Im darauf folgenden Kapitel wendet sich Specht der Frage, ob die Evangelien historische Fakten berichten oder Dichtung und Fiktion sind. Er zitiert Rudolf Bultmann, der 1926 feststellte, dass "wir vom Leben und von der Persönlichkeit Jesu so gut wie nichts mehr wissen können, da die christlichen Quellen sich dafür nicht interessiert haben" (S. 332). In Anlehnung an Georg Brandes meint Specht: "Will man zu einem historischen Kern in den Evangelien vordringen, ergeht es dem Suchenden wie einem Zwiebelschäler, der nach dem Abstreifen der ersten Häute immer wieder auf nichts als Schalen trifft" (S. 345). Heutige Jesusbücher seien in der Regel von der Weltanschauung des Autors stark geprägt: "Aus dem objektiv blassen Bild des Menschen Jesus wird der subjektive Jesus der Reflexion zum kunterbunten Allerlei" (S. 350). Alles sei vertreten: "Sozialrevolutionär" (John Dominic Crossan), "heiliger Wundertäter" (Geza Vermes), "Magier, der mit Tricks arbeitet" (Morton Smith), "kynischer Weiser und Lehrer, der eigentlich mehr griechisch als jüdisch ist" (Burton L. Mack) usw. Specht stellt fest, dass es heutzutage nur wenige Fachleute gibt, die sich speziell mit der Geschichtlichkeit Jesu befassen. "Scheinbar moderne Forschung verliert sich in Ergebnissen und Ansichten, die denen des frühen 19. Jahrhunderts gut zur Seite zu stellen wären" (S. 390).

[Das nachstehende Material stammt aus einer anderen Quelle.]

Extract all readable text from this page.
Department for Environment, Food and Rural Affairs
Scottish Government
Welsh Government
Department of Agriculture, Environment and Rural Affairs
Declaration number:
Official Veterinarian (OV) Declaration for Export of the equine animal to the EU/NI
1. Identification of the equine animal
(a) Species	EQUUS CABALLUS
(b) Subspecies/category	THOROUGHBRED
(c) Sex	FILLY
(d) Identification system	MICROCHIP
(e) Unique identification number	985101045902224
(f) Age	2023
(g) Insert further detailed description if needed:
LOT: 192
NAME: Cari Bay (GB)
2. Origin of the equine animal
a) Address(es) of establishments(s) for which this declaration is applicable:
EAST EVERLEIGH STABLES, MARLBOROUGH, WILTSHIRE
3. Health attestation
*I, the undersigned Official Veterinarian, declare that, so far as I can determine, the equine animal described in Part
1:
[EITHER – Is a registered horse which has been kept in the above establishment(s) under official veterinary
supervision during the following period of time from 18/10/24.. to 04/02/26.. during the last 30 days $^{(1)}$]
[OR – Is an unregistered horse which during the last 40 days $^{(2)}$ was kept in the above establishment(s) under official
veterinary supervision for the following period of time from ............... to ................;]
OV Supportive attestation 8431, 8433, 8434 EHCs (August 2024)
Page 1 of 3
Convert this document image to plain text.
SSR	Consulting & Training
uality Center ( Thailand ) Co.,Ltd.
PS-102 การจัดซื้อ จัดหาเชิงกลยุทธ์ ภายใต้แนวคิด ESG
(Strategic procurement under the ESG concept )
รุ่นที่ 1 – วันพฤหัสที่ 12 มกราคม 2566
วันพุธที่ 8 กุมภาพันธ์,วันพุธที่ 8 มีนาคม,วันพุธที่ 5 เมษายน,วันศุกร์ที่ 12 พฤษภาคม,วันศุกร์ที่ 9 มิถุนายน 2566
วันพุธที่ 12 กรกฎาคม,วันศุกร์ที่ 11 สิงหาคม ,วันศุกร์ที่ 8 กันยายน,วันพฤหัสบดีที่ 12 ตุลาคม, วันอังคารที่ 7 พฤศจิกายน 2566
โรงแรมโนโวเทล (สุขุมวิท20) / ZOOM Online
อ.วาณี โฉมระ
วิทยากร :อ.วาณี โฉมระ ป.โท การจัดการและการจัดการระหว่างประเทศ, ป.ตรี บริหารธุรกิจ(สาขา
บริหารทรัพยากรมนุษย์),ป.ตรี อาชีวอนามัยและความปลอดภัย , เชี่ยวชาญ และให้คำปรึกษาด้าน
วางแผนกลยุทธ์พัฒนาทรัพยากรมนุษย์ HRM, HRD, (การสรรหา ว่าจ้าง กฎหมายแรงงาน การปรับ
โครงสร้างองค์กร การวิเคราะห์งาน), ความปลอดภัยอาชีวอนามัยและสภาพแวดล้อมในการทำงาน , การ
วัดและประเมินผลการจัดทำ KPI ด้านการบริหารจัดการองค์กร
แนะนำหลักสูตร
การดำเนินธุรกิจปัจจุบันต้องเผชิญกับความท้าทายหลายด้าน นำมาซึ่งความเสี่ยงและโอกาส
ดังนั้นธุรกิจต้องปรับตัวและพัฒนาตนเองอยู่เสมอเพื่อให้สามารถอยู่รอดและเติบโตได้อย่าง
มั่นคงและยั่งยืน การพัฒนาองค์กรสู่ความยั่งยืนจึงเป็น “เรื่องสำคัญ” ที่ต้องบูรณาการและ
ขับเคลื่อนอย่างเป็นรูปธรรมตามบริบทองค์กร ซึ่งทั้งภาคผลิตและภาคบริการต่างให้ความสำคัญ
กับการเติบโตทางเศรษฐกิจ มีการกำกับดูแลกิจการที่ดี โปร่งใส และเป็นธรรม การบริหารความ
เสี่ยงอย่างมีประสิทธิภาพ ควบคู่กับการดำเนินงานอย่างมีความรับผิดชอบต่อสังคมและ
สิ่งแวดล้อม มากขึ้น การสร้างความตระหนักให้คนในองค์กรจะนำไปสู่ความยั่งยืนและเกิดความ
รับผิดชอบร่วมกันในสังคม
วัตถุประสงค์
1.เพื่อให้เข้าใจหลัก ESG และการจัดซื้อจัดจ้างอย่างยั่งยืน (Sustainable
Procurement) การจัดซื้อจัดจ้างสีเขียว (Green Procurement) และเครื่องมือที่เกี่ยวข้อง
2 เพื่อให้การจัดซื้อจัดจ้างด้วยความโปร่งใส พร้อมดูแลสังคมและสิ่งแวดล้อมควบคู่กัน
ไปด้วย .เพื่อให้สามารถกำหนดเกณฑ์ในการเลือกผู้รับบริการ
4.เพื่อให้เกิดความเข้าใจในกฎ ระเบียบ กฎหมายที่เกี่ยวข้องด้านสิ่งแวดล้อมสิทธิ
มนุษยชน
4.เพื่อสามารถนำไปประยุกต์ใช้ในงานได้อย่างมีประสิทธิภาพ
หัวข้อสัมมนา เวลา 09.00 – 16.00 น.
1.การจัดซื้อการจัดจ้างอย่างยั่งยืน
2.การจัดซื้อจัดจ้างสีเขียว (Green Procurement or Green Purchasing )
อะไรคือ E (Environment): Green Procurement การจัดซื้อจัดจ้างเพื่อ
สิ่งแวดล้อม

Das fünfte Kapitel widmet sich der Frage nach dem Urspruch des Christentums. Dass eine Urgemeinde in Jerusalem zur Keimzelle für eine sich ausbreitende Kirche geworden sei, könne nicht als gesichert gelten. Frühchristliche Gruppierungen habe es in mehreren Metropolen gegeben. Vieles spreche dafür, dass "die Uranfänge des christlichen Glaubens eher im liberalen und hellenistisch geprägten Diasporajudentum" zustande gekommen seien (S. 427). "Man nahm von Ägypten und Hellas, von den Heiden wie von den Juden" (S. 452). Im abschließenden Kapitel zieht der Autor ein kurzes Fazit, in dem er das Erläuterte in wenigen Punkten zusammenfasst.
Das Buch ist ein leidenschaftliches Plädoyer für einen historisch-kritischen Umgang mit den Quellen, von denen jede historische Arbeit über Jesus auszugehen hat. Specht will aufrütteln und zeigen, dass die Unzuverlässigkeit der neutestamentlichen Schriften als historische Dokumente ein ernstes, schwieriges und grundlegendes Problem der Jesusforschung sei. Er gibt dem Leser zugleich einen Wegweiser durch eine teilweise in Vergessenheit geratene Literatur in die Hand. Ein Aspekt, der in der ansonsten recht gründlich recherchierten Arbeit fehlt, ist die Frage danach, ob es in akademischen Kreisen Anzeichen für ein erneutes Interesse an dieser Thematik gibt. Hier wären Hinweise auf
The Incredible Shrinking Son of Man von Robert M. Price und
The Messiah Myth von Thomas L. Thompson nützlich gewesen. Außerdem hätten Stellungnahmen, welche die Idee eines mythischen Christus ablehnen, etwas eingehender behandelt werden können. Es ist schließlich kein Geheimnis, dass im Internet heftige Diskussionen über die Geschichtlichkeit Jesu stattfinden, und dass prominente Theologen wie Marc Goodacre und Bart D. Ehrman die Gültigkeit der hier angesprochenen Grundfrage anzweifeln. Diese Anmerkungen fallen aber angesichts der zahlreichen Stärken dieses Buches kaum ins Gewicht.